Code review job would involve running commercial tool such as checkmarx or fortify and then reporting on issues that tool finds.

For web application testing these two sites are a good start. https://portswigger.net/training and https://www.pentesterlab.com/pro Most web app testing is performed using this guide https://owasp.org/www-project-web-security-testing-guide/ Hands on is the best way to learn web app testing.

Companies give you 24-48 hours to test vulnerable web app. After you send them report with findings if they like they have final interview round.

Some of the better companies are ncc group, bishop fox, nettitude, google certified security companies and others. You can find them as sponsors on security meetups like bsides.

Some of the more technical ones are https://cure53.de/#publications. You can read their reports. Also https://www.trailofbits.com/

As for pay it’s decent but the ceiling is lower than SWE. Entry level positions usually make below 100, senior low 100, manager mid 100 and more senior positions are around 200. After that it’s harder to move up.

Lastly the job itself can get pretty boring at times. Code review is something most people try to avoid.
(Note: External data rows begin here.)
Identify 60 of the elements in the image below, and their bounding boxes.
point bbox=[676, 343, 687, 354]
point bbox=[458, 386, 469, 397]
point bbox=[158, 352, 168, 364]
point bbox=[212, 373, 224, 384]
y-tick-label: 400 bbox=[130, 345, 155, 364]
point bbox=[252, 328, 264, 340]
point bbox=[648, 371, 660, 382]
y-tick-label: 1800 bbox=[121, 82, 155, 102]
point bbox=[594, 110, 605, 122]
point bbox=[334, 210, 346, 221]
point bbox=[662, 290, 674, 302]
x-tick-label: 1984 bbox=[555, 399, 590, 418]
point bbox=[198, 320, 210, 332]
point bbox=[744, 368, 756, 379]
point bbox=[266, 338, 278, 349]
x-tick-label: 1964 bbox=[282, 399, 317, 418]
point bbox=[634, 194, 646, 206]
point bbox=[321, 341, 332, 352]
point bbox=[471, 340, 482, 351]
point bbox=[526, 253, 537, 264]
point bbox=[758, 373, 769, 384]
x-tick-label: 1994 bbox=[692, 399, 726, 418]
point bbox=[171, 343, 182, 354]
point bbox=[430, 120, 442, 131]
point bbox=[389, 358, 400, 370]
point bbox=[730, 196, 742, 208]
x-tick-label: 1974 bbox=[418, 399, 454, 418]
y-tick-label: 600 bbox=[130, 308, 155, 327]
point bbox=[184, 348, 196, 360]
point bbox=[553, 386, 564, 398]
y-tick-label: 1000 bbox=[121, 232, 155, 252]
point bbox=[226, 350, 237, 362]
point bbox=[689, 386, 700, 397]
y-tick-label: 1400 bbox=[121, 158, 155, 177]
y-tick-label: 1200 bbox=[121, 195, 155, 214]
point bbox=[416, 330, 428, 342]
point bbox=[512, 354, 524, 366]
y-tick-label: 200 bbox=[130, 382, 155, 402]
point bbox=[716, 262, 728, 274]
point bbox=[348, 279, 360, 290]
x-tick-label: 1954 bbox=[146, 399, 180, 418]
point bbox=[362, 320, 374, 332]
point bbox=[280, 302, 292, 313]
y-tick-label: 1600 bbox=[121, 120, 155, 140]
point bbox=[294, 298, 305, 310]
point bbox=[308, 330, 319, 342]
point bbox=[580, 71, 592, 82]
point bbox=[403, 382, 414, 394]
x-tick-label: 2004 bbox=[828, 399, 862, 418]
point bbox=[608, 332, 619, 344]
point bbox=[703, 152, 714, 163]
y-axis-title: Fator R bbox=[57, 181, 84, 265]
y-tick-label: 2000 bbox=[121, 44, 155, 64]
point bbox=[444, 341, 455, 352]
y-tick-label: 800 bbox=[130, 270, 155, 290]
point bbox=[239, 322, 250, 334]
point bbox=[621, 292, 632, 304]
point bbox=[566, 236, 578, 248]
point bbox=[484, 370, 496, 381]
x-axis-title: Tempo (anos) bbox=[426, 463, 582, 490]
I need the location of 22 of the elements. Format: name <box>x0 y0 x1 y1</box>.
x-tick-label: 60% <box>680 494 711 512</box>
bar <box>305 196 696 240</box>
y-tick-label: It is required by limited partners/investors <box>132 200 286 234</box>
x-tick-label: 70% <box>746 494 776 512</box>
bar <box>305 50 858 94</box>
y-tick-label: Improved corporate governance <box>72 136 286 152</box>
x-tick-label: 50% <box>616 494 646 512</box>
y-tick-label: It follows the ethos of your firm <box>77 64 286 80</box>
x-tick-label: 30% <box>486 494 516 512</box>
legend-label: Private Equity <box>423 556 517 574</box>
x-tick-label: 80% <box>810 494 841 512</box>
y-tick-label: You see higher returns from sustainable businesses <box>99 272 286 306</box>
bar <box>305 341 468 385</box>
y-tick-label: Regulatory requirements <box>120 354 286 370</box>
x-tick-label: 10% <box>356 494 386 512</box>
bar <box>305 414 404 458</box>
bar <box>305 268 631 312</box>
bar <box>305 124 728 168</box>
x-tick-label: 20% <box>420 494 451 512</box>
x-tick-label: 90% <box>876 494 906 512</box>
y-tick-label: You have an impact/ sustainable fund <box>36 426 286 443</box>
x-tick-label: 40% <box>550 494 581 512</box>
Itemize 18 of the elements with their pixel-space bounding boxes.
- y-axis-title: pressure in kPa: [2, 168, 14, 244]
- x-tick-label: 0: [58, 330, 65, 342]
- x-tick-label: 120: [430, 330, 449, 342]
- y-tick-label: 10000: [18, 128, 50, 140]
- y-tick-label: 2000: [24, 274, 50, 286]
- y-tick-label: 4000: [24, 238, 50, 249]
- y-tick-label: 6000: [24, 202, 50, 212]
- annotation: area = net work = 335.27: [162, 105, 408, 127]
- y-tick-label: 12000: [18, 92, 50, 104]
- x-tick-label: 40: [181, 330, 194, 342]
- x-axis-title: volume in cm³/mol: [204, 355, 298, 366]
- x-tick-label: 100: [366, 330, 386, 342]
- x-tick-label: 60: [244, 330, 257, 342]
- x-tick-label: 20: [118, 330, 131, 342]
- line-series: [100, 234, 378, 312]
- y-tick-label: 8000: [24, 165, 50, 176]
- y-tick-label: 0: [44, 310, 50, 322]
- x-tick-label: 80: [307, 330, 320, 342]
It’s useful when combined with web app testing to perform greybox testing.

Web app testing can be boring as well, when testing multiple web apps in a row that were tested multiple times and not finding anything decent.

What makes up for all of that is excitement from testing newly developed or older web apps with lots of vulns, performing network pentesting and developing new tools for different projects.

It’s a great feeling when you publish a new tool and lots of people start using it and appreciate your work.